Sixty years ago, Lamborghini unveiled what is usually kept hidden: a revolutionary mechanical layout that anticipated the shape of the world’s first supercar.
Sant’Agata Bolognese, 1st December 2025: In Turin, in November 1965, it is not a car that captures the attention of the public, but a chassis. Bare, essential: made of folded sheet metal lightened by numerous drilled openings. On it sits a 4-litre V12 engine mounted transversely in the rear. It looks like a racing prototype, yet it is the foundation from which the Miura will be born. Displayed at the Lamborghini stand at the Turin Motor Show, it reveals to everyone the pure mechanical essence of the next production car from Sant’Agata Bolognese. It is a declaration of intent, a radical gesture marking the beginning of a new era. It is an iconic moment in the history of Lamborghini which, in 2026, prepares to celebrate sixty years since the Miura’s debut with a year of festivities and an official Polo Storico tour, paying tribute to the world’s first supercar.

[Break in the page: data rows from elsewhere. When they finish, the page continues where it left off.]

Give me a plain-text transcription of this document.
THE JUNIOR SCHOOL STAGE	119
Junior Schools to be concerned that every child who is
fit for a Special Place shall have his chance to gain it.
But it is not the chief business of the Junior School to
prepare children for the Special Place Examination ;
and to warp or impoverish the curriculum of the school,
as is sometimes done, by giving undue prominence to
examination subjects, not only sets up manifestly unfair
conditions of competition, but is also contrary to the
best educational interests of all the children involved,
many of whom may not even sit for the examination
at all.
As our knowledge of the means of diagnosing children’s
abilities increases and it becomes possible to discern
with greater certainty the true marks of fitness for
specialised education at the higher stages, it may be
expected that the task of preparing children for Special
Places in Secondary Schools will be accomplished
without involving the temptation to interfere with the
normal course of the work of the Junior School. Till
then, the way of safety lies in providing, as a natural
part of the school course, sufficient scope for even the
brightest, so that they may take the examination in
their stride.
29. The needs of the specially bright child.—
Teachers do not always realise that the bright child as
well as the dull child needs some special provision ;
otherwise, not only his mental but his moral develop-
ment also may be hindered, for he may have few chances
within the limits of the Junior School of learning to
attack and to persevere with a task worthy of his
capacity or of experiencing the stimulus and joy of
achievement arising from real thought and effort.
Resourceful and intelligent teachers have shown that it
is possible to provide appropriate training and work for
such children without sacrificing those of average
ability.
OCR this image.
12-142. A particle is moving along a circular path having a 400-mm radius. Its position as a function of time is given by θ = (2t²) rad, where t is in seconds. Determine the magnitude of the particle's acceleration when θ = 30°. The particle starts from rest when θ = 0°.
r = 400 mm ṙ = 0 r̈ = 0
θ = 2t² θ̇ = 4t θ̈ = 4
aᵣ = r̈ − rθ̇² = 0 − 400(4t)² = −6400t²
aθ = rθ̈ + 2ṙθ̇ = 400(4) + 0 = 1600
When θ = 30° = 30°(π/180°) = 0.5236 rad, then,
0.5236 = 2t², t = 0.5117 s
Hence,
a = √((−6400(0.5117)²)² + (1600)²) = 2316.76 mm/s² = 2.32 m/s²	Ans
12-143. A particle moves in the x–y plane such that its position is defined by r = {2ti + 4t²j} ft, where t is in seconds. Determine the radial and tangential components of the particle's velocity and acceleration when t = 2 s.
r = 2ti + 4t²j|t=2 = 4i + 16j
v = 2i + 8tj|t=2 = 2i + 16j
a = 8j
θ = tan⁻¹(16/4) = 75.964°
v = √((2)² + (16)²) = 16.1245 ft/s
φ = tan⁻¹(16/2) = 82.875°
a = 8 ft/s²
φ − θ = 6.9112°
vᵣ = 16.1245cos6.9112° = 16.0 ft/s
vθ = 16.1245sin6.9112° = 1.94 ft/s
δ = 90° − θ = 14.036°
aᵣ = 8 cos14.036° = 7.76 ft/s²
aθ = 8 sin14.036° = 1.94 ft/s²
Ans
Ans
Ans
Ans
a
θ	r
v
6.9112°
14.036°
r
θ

The first idea for what would become the architecture of the new Lamborghini emerged in the summer of 1964, born from the intuition and courage of three young members of the Lamborghini team in Sant’Agata Bolognese: Giampaolo Dallara, Paolo Stanzani and test driver Bob Wallace. Just over twenty-years old, they shared the dream of bringing Lamborghini into the world of racing. Since this was not part of Ferruccio Lamborghini’s plans, they decided that if their cars could not go onto the track, the track would come to the road cars, bringing performance, technology and emotion with it. This idea gave shape to project L105, which first took form as a light and compact chassis ready to host an extreme and revolutionary gran turismo body. Initially sceptical, Ferruccio Lamborghini chose to trust them, and the P400 chassis and engine became reality: a manifesto of creative freedom and technical avant-garde.

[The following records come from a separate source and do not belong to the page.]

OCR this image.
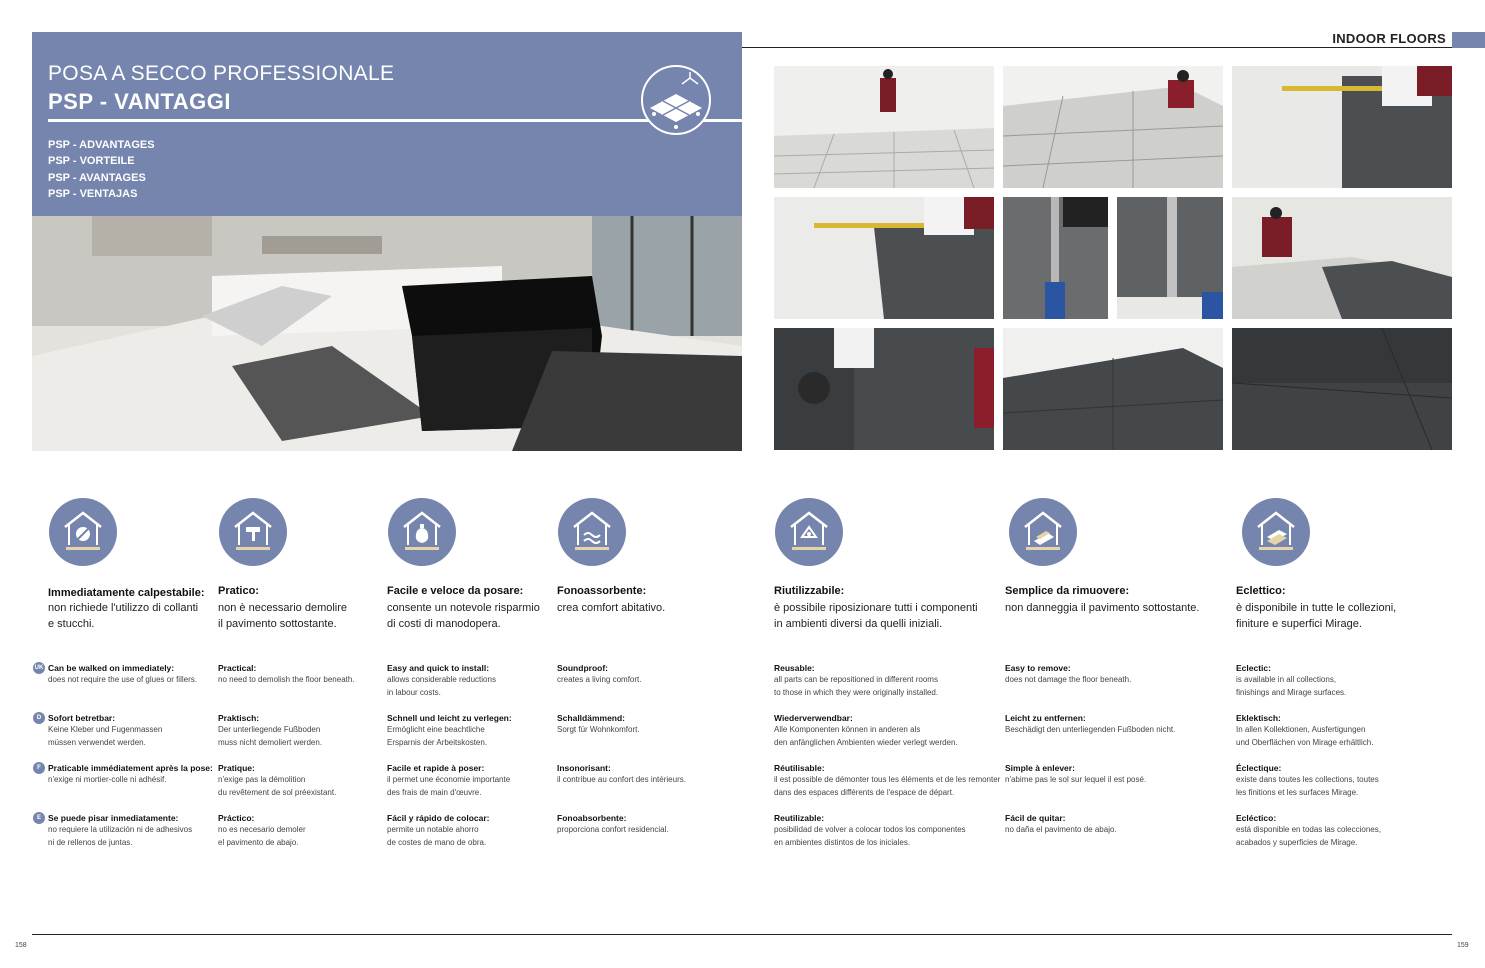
INDOOR FLOORS
POSA A SECCO PROFESSIONALE
PSP - VANTAGGI
PSP - ADVANTAGES
PSP - VORTEILE
PSP - AVANTAGES
PSP - VENTAJAS
Immediatamente calpestabile:
non richiede l'utilizzo di collanti
e stucchi.
Can be walked on immediately:
does not require the use of glues or fillers.
Sofort betretbar:
Keine Kleber und Fugenmassen
müssen verwendet werden.
Praticable immédiatement après la pose:
n'exige ni mortier-colle ni adhésif.
Se puede pisar inmediatamente:
no requiere la utilización ni de adhesivos
ni de rellenos de juntas.
Pratico:
non è necessario demolire
il pavimento sottostante.
Practical:
no need to demolish the floor beneath.
Praktisch:
Der unterliegende Fußboden
muss nicht demoliert werden.
Pratique:
n'exige pas la démolition
du revêtement de sol préexistant.
Práctico:
no es necesario demoler
el pavimento de abajo.
Facile e veloce da posare:
consente un notevole risparmio
di costi di manodopera.
Easy and quick to install:
allows considerable reductions
in labour costs.
Schnell und leicht zu verlegen:
Ermöglicht eine beachtliche
Ersparnis der Arbeitskosten.
Facile et rapide à poser:
il permet une économie importante
des frais de main d'œuvre.
Fácil y rápido de colocar:
permite un notable ahorro
de costes de mano de obra.
Fonoassorbente:
crea comfort abitativo.
Soundproof:
creates a living comfort.
Schalldämmend:
Sorgt für Wohnkomfort.
Insonorisant:
il contribue au confort des intérieurs.
Fonoabsorbente:
proporciona confort residencial.
Riutilizzabile:
è possibile riposizionare tutti i componenti
in ambienti diversi da quelli iniziali.
Reusable:
all parts can be repositioned in different rooms
to those in which they were originally installed.
Wiederverwendbar:
Alle Komponenten können in anderen als
den anfänglichen Ambienten wieder verlegt werden.
Réutilisable:
il est possible de démonter tous les éléments et de les remonter
dans des espaces différents de l'espace de départ.
Reutilizable:
posibilidad de volver a colocar todos los componentes
en ambientes distintos de los iniciales.
Semplice da rimuovere:
non danneggia il pavimento sottostante.
Easy to remove:
does not damage the floor beneath.
Leicht zu entfernen:
Beschädigt den unterliegenden Fußboden nicht.
Simple à enlever:
n'abime pas le sol sur lequel il est posé.
Fácil de quitar:
no daña el pavimento de abajo.
Eclettico:
è disponibile in tutte le collezioni,
finiture e superfici Mirage.
Eclectic:
is available in all collections,
finishings and Mirage surfaces.
Eklektisch:
In allen Kollektionen, Ausfertigungen
und Oberflächen von Mirage erhältlich.
Éclectique:
existe dans toutes les collections, toutes
les finitions et les surfaces Mirage.
Ecléctico:
está disponible en todas las colecciones,
acabados y superficies de Mirage.
UK
D
F
E
158	159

Presented at the Turin Motor Show on 3 November 1965, alongside the 350 GT and 350 GTS, the chassis appeared painted in satin black with four white exhaust pipes. The period reports described it as the skeleton of a car ready to race, emphasizing the originality of its technical configuration. The structure, built by Marchesi of Modena, was made from 0.8-millimetre steel sheet, folded and drilled to ensure lightness and rigidity. A central tub served as the load-bearing element and mounting base for the suspension, while two auxiliary front and rear subframes supported mechanical components, suspension and accessories. The total weight did not exceed 120 kilograms, a remarkable result for the era. Independent double-wishbone suspension, Girling disc brakes and Borrani wire wheels completed the technical package, with solutions borrowed from racing and never-before seen on a road-going car.
Its distinctive feature was the unprecedented integration of engine and gearbox into a single compact unit mounted behind the cabin. This solution reduced size and defined a completely new powertrain architecture. Completing the technical spectacle were the twelve vertical inlet trumpets of the Weber carburetors, a powerful visual statement of an engineering concept pushed to the extreme.
The chassis captivated both public and press: a static, engineless prototype became the focus of the motor show. In those days, the most important Italian coachbuilders stopped by the Lamborghini stand. Initially presented to Carrozzeria Touring as project “Tigre,” before its public reveal in Turin, the Miura chassis arrived at the show without a body. Touring, which had built the 350 and 400 GT, proposed its own design, but financial difficulties clouded future collaboration. Pininfarina, bound to other manufacturers, could not commit to the Sant’Agata marque, and the opportunity was seized by Nuccio Bertone.
According to legend, Bertone arrived at the stand near the end of the show and was greeted by Ferruccio with a joke: “You are the last of the coachbuilders to show up.” Bertone examined the chassis and replied that his atelier would create “the perfect shoe for this wonderful foot.” Whether the dialogue happened exactly this way is uncertain, but the story highlights the immediate understanding between the two. From that encounter came the decision to entrust Bertone with the bodywork of the future Lamborghini. During the Christmas holidays, with the factory closed, the first sketches were shown to Ferruccio, Dallara and Stanzani. The lines were so innovative that they were immediately approved as the definitive project.
In March 1966, at the Geneva Motor Show, the P400 chassis shown in Turin took its final form and became the legendary Miura. Sixty years later, this model will celebrate its anniversary in 2026, but its origins lie there: in a satin-black structure, with four white exhausts, twelve vertical carburetor trumpets and the bold decision to show the world not the bodywork, but what lay beneath. In that moment, Lamborghini transformed an audacious idea into reality and paved the way for a legend that would never fade.
In 2026, Automobili Lamborghini will dedicate a full year of celebrations and an official Polo Storico tour to the Miura: a tribute to a model that forever changed the world of super sports cars, creating a new language of style and performance. It was a car so revolutionary that it gave birth to a term that did not exist before: “supercar,” specifically coined by an English journalist to describe it.